Repovesi National Park is an outstanding success story of nature conservation. It is the embodiment of all that is best in the backwoods of southern Finland, yet it lies just a couple hours’ drive northeast of Helsinki.
Here you will find pine-covered rocky outcrops, sheer cliffs, lush fertile hollows, limpid pools, expanses of open lake water and a plenitude of wildlife. It wasn’t always like that.
The Repovesi area was once a site for intensive commercial forestry but now it is a nature reserve free to revert to its primeval state. It is already an area of copious biodiversity. It is also easily accessible from population centres, a mixed blessing that accounts for its growing recreational role.
The process by which Repovesi National Park was created is worth a mention for it had a touch of wisdom and generosity by no means commonplace in environmental matters.
A crucial step was the decision of the UPM-Kymmene Corporation, a forest industry giant, to donate some 600 hectares of land to the state and to place a nature conservation order on another 1,200 hectares of its own adjacent forests for use in the same way as the National Park.
Repovesi thus became the first nature conservation project in Finland jointly midwifed by the private and public sectors.

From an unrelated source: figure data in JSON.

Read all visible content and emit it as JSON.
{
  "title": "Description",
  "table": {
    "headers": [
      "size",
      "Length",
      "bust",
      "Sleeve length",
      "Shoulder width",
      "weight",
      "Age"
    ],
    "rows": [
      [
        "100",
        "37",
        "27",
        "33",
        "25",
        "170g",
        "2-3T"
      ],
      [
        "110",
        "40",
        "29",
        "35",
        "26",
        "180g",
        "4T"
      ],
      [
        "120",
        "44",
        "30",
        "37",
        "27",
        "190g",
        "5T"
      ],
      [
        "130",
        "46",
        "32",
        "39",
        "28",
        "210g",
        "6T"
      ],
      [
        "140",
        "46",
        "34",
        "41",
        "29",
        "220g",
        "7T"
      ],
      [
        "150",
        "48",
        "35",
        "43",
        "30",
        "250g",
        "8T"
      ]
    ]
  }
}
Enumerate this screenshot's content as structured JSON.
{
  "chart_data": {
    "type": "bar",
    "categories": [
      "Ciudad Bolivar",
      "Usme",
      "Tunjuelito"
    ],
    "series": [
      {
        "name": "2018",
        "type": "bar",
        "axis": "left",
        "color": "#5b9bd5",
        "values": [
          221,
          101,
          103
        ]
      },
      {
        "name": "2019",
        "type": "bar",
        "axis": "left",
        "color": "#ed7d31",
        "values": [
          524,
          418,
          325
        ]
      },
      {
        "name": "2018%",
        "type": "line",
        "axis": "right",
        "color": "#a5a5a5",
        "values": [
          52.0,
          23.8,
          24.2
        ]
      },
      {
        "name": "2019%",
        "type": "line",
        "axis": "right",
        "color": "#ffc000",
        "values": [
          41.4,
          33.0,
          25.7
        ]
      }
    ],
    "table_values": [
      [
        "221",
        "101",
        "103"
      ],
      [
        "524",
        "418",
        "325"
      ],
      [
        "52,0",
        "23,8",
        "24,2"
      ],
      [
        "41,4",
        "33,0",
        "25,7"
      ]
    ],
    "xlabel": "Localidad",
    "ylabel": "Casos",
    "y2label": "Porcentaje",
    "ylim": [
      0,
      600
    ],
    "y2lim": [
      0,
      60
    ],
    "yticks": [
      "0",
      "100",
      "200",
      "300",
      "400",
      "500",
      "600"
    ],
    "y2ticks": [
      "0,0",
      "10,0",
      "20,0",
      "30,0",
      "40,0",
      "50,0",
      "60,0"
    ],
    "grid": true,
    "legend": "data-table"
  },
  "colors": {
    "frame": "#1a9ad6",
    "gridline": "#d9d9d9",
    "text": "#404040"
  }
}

The public player, in the form of the municipality of Valkeala, had been developing the Repovesi reserve since the early 1980s, marking out hiking routes and providing resting places, information display boards and landing stages for small boats.

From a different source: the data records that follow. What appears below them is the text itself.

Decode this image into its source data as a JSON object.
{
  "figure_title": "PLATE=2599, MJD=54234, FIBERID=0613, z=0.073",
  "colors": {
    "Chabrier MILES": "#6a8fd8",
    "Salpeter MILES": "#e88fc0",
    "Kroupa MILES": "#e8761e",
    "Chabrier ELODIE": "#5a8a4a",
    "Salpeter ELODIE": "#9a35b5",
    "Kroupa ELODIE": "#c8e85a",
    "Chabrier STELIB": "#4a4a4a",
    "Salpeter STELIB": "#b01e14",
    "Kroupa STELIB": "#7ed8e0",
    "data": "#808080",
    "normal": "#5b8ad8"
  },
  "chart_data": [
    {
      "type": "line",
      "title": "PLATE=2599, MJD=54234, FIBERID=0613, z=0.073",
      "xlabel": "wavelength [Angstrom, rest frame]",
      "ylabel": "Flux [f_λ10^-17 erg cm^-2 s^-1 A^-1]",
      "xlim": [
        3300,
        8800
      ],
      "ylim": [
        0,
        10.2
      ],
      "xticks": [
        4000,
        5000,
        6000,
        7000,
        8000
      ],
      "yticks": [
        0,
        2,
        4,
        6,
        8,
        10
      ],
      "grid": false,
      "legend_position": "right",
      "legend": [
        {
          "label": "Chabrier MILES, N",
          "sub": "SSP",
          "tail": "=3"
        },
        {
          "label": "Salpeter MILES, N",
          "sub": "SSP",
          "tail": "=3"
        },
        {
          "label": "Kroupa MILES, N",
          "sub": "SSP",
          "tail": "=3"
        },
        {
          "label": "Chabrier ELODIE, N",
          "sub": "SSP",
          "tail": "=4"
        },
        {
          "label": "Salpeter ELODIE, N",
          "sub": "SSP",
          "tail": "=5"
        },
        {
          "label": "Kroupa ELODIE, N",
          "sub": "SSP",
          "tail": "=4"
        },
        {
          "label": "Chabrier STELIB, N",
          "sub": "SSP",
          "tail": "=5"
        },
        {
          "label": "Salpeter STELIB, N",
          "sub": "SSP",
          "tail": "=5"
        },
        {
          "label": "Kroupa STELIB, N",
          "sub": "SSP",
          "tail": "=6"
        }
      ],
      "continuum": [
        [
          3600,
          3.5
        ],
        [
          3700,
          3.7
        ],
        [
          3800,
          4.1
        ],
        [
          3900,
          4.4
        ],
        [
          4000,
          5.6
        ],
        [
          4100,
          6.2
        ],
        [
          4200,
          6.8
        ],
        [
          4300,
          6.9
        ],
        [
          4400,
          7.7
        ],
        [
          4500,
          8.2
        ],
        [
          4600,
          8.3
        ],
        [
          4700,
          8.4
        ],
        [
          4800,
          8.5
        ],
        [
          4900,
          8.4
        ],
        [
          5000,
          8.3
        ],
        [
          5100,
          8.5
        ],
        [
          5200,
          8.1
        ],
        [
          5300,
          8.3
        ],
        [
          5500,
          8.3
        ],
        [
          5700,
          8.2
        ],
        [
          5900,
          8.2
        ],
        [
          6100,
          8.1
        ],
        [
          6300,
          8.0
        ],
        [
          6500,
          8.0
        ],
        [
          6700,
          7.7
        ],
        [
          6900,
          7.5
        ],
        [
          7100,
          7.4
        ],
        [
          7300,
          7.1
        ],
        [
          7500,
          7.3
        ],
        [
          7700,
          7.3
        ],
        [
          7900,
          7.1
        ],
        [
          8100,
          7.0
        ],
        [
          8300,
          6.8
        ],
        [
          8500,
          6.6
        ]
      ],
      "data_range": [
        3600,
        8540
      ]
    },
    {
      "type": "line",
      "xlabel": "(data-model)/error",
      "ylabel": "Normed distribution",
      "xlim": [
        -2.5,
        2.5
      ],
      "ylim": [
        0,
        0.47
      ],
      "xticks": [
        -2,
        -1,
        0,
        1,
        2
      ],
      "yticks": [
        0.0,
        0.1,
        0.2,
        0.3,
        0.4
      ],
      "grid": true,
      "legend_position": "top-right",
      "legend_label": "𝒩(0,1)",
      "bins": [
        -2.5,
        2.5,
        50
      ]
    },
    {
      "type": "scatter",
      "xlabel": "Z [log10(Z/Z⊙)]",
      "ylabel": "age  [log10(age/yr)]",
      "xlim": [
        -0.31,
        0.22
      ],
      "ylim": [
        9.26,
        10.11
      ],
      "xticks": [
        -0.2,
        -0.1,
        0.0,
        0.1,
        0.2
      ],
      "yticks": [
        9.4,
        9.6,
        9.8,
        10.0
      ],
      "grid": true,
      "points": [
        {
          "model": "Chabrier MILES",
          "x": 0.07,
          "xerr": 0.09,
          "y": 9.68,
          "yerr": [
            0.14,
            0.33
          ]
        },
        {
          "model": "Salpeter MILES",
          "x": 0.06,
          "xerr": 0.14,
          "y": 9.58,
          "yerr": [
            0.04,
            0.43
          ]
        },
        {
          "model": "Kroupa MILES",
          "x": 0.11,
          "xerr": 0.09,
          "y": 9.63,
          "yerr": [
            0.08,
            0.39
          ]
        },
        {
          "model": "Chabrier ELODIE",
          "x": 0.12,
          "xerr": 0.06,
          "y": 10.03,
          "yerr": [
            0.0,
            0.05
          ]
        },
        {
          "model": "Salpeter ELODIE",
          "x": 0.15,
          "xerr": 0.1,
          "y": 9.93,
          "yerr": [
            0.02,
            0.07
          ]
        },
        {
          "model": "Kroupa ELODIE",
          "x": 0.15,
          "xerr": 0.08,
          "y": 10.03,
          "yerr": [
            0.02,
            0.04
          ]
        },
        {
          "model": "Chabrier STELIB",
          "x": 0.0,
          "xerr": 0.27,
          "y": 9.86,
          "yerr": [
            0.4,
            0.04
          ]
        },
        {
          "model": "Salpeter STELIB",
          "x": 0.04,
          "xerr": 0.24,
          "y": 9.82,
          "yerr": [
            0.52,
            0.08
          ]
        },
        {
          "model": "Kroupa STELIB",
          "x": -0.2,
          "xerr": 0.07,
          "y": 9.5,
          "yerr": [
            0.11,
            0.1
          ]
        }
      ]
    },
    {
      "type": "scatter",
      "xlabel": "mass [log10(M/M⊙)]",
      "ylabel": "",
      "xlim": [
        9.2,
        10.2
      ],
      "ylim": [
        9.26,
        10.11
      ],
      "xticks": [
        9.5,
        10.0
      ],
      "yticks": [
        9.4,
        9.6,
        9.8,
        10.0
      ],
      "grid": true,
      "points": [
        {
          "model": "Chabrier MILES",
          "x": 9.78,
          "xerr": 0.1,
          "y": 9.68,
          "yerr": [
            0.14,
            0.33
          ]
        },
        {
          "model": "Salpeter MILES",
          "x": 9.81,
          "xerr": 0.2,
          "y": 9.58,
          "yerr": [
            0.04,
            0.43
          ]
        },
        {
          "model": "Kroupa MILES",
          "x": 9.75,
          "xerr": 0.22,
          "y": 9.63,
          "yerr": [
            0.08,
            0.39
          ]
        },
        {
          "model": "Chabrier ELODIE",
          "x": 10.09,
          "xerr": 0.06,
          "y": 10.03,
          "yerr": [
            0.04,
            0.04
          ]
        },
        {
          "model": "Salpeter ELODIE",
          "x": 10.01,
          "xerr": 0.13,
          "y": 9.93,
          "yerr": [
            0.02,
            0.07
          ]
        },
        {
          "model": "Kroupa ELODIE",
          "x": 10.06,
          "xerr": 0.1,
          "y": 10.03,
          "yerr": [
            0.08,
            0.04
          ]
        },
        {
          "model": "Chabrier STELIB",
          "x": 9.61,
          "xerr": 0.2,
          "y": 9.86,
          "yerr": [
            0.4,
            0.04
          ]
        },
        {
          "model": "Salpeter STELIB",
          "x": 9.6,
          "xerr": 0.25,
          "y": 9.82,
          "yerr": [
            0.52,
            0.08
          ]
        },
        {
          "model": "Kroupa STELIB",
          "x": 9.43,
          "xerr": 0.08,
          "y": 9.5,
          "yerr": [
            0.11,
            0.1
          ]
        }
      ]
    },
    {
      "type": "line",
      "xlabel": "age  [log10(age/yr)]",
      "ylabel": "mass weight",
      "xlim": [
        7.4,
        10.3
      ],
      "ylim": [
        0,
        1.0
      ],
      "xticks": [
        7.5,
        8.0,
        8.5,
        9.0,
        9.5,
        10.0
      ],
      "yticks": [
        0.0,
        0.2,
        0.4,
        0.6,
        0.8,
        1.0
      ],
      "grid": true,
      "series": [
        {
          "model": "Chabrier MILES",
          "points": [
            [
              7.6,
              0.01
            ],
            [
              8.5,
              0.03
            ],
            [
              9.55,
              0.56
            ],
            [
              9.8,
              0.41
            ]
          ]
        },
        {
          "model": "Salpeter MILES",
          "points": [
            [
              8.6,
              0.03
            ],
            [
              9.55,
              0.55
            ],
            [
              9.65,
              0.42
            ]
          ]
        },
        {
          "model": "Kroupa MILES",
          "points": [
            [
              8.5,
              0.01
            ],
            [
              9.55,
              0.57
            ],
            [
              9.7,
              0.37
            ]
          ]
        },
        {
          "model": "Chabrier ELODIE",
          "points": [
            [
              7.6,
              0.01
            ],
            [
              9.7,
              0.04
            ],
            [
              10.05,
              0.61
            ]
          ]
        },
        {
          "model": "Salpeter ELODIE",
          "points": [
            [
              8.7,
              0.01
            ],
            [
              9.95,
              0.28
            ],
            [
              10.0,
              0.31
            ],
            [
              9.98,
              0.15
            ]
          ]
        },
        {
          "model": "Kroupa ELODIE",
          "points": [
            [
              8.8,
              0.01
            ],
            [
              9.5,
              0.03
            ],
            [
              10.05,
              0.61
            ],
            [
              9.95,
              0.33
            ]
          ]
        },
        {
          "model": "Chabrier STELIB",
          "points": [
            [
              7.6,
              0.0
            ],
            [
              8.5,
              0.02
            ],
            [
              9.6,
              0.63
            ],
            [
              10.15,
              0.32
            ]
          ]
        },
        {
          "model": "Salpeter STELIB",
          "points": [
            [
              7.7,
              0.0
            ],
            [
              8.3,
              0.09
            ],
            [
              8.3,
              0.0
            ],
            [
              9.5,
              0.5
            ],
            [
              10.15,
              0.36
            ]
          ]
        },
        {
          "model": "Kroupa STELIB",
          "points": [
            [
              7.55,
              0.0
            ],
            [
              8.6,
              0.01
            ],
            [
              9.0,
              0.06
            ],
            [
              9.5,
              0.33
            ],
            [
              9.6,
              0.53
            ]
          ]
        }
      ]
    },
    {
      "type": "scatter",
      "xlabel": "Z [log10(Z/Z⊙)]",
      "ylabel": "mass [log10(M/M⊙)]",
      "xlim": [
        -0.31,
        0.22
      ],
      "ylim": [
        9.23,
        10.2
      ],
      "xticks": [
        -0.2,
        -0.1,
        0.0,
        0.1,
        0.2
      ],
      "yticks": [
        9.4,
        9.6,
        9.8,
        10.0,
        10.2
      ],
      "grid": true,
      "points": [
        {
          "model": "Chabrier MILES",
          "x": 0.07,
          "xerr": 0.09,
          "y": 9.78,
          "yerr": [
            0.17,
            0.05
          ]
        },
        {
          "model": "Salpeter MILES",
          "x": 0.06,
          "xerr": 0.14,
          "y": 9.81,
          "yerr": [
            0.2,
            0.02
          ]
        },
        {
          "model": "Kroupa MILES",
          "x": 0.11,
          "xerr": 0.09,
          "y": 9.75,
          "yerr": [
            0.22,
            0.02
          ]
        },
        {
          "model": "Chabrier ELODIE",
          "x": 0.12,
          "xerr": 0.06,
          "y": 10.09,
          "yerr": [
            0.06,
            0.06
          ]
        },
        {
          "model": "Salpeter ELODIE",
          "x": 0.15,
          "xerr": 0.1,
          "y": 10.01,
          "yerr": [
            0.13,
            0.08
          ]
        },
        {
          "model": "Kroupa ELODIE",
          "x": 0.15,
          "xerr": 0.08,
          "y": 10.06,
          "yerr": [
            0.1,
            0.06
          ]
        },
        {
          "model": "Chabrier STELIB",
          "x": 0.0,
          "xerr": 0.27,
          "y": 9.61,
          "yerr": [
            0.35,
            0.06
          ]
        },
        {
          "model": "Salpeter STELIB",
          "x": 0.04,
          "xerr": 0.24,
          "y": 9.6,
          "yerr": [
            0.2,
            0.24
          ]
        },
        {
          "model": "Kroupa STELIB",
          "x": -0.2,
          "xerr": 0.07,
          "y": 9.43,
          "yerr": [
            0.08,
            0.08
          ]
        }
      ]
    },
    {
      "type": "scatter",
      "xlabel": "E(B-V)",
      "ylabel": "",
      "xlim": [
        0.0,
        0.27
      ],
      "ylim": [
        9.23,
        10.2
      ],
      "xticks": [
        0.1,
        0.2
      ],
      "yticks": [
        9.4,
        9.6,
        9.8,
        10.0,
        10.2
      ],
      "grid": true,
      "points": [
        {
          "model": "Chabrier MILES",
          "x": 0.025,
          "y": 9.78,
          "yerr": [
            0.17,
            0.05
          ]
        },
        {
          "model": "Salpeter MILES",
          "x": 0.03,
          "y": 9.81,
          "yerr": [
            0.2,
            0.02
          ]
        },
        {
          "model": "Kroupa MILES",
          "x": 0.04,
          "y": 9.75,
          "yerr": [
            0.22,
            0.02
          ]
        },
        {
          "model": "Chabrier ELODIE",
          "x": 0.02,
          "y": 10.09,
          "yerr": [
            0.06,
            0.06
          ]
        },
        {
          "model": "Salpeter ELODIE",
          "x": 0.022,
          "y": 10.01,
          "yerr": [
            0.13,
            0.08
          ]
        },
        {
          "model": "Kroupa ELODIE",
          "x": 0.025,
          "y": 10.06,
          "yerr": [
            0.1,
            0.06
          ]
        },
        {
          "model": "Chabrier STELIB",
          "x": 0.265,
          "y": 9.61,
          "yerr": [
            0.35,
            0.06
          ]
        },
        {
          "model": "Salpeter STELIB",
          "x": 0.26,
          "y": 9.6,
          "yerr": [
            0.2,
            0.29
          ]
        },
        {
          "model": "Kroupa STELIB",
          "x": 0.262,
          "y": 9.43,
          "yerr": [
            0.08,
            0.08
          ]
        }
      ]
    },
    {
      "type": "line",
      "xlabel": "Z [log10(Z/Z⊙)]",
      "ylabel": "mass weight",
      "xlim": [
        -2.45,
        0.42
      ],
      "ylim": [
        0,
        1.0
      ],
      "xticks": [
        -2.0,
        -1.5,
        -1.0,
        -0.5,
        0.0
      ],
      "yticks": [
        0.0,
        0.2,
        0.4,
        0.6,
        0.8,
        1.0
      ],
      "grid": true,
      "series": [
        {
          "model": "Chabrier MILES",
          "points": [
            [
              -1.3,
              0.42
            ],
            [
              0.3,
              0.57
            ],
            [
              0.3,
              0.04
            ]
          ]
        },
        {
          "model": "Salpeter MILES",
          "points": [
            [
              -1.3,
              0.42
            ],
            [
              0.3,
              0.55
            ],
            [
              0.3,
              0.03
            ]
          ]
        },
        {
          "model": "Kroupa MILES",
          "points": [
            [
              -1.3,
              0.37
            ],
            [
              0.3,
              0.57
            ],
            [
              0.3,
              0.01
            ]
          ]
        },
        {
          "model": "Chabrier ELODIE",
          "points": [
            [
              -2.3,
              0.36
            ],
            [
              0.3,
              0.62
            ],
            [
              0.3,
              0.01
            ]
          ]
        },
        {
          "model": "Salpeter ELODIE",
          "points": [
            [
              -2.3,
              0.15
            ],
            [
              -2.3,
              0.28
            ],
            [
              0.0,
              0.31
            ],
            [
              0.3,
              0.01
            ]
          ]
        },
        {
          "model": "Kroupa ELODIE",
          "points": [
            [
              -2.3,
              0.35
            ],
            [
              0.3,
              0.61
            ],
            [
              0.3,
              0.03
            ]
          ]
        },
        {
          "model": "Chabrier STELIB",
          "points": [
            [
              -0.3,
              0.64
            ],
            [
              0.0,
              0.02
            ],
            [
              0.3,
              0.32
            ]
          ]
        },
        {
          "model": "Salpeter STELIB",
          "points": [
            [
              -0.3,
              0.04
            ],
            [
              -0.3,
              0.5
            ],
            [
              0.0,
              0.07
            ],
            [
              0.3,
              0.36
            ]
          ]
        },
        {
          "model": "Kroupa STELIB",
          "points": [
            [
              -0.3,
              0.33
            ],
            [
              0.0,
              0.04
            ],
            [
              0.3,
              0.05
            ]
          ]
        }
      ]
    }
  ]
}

It goes without saying that the big challenge facing the reserve will be handling a growing, year-round stream of visitors all possessing the right and the freedom to enjoy the wilds to the full. This will require of them a personal sense of responsibility and respect for nature.
In a sense, Repovesi and all such places have the backing of the Finnish Constitution, which states that the environment is the responsibility of all. That’s a conviction emphatically appropriate in such precious and vulnerable territory.